Er kritisiert auch die bisherige Strategie der meisten Balkanstaaten, vor allem mit niedrigen Löhnen und Steuern zu werben. "Investoren geht es nicht nicht nur darum", so Jovanovic. "Sie wollen auch Qualität. Und dazu gehören gut ausgebildete Arbeitskräfte ebenso wie funktionierende Institutionen und Infrastruktur."
Gemeinsam handeln
Serbien habe hier einiges besser gemacht als die anderen Länder der Region, und daher auch Investitionen im produzierenden Gewerbe angezogen. Geld kommt sogar aus China.
Allerdings sollten die Westbalkan-Länder weniger auf Standort-Wettbewerb untereinander setzen und sich stattdessen als eine Region verstehen.
Derzeit entspricht die gemeinsame Wirtschaftsleistung der sechs Länder gerade einmal dem Bruttoinlandsprodukt der Slowakei.
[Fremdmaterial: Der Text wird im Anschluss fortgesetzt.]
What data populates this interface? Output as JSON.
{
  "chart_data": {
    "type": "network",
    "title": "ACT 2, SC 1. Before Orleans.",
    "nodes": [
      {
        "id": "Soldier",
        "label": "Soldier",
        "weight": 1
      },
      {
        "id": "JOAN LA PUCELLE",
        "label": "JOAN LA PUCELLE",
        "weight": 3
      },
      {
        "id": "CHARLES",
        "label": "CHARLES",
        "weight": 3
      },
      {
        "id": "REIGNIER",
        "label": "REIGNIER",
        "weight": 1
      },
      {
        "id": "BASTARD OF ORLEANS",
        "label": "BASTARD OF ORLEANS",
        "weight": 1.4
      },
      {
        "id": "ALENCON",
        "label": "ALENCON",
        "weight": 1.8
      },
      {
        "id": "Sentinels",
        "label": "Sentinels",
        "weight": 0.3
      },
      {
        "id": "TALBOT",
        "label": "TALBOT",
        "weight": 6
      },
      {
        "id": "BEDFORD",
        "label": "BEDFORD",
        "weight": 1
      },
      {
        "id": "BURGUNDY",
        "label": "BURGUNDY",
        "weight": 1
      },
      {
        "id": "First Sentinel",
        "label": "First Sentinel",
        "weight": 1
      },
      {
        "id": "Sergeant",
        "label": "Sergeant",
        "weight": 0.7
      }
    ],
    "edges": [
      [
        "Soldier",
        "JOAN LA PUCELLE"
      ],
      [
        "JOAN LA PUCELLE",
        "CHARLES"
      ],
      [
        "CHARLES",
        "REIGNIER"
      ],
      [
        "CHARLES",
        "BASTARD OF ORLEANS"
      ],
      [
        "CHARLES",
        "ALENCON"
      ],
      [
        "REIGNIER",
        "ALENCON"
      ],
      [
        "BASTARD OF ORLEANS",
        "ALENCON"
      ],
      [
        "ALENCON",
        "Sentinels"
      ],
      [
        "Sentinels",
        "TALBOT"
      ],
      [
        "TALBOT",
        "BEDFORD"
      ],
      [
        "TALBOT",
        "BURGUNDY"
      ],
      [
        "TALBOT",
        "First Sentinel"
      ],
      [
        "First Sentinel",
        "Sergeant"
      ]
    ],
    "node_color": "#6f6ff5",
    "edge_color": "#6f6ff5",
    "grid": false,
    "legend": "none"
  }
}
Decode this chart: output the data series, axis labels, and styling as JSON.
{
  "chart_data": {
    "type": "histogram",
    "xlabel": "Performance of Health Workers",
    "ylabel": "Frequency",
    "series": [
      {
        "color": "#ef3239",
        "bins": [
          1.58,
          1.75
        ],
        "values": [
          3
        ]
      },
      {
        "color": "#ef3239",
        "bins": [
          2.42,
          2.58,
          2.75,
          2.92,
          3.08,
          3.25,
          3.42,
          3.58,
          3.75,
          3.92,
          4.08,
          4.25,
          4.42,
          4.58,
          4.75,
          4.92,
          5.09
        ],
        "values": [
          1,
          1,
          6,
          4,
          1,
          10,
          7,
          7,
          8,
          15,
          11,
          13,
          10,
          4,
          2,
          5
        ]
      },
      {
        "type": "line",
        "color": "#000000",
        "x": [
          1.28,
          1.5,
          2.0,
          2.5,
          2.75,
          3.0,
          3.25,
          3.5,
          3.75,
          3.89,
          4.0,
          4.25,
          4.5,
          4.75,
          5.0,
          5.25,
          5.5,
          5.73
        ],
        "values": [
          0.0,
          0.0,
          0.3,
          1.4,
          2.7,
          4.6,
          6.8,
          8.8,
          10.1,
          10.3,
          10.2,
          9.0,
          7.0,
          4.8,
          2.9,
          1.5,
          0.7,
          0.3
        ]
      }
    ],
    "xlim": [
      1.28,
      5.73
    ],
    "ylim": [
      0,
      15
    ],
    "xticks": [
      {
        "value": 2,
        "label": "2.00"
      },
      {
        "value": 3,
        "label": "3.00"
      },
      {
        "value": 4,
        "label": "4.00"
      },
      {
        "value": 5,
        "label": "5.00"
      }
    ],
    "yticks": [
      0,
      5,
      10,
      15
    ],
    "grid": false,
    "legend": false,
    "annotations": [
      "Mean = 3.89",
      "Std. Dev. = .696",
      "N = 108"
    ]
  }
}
Gemeinsam wären sie stärker - und auch für Investoren interessanter, sagt Jovanovic.
"Gäbe es mehr Zusammenarbeit und eine Strategie für die gesamte Region, könnten sie bessere und größere Firmen anziehen, die dann nicht nur in einem Land aktiv wären, sondern grenzüberschreitend."
WIIW-Forscher Jovanovic, der selbst vom Westbalkan stammt, ist skeptisch, dass sich die Bedingungen in der Region wirklich verbessern. Aber er hofft, dass die Chancen, die sich durch eine mögliche Veränderung der Lieferketten ergeben, einen Wandel zumindest wahrscheinlicher machen.